Last Night I Sang to the Monster, by Benjamin Alire Saenz (2009)

Genre: Contemporary Realism
Interest level: 15-adult
Last Night I Sang to the MonsterZach Gonzalez is 18 years old and an alcoholic. He’s in rehab with other addicts (cocaine, heroin, alcohol), but doesn’t remember how he got there. Here’s what he knows: they found him at the side of the road, and the hospital brought him back from near death. Now he is in rehab to get better, though he doesn’t really want to. When he tries to do the work, his anxiety grows to near panic level: “I felt as if my heart was freezing up, like it was in the middle of a storm and there were things running through my mind, things that were stomping on me, telling me things I didn’t want to know–bad things–and I wanted to take a bat to my own brain.” I did find Zach’s limited vocabulary annoying at first, especially given he is supposed to have been college-bound based on his high school performance.

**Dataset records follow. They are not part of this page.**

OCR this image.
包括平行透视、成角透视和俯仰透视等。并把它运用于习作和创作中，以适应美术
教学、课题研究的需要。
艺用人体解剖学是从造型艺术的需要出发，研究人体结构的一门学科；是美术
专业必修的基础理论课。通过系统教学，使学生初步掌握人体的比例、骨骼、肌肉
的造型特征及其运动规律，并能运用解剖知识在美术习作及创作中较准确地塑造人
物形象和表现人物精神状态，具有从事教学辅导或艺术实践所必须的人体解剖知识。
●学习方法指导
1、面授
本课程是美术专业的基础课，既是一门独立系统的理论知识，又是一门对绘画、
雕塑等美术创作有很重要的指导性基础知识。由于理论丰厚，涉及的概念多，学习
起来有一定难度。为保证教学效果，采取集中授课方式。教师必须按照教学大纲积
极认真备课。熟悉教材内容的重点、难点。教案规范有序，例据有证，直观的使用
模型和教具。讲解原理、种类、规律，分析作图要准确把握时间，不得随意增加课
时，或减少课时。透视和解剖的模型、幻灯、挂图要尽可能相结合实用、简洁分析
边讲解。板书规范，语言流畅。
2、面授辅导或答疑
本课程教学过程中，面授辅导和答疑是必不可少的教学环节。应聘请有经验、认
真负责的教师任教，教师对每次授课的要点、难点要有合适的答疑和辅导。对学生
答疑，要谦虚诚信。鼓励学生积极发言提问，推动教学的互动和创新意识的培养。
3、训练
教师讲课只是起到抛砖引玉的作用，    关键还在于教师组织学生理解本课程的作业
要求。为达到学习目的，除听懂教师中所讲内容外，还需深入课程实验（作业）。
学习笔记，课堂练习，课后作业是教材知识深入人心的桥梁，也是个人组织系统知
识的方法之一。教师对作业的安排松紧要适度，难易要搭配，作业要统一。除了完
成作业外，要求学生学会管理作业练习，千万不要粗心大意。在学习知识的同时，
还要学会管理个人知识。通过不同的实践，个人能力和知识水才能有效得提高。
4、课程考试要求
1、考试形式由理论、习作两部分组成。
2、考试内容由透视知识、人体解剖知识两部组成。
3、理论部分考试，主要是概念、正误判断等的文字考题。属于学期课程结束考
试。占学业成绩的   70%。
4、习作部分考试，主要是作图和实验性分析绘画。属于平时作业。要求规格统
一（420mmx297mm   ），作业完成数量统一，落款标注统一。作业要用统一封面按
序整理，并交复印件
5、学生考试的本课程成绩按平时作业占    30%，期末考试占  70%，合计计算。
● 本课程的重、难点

I soon found myself immersed in the story and began to recognize this as one of Zach’s coping mechanisms. Over the course of the book, Zach slowly begins to connect with the people around him, learning to look himself in the mirror and sometimes running away when the pain is too much. I described it to a friend as watching paramedics at an accident scene. You can’t look away. They are trying to save a life, and you don’t know which way it will turn out. You fear the worst and are afraid to feel hope because the pain of failure is unbearable. Still you can’t turn away.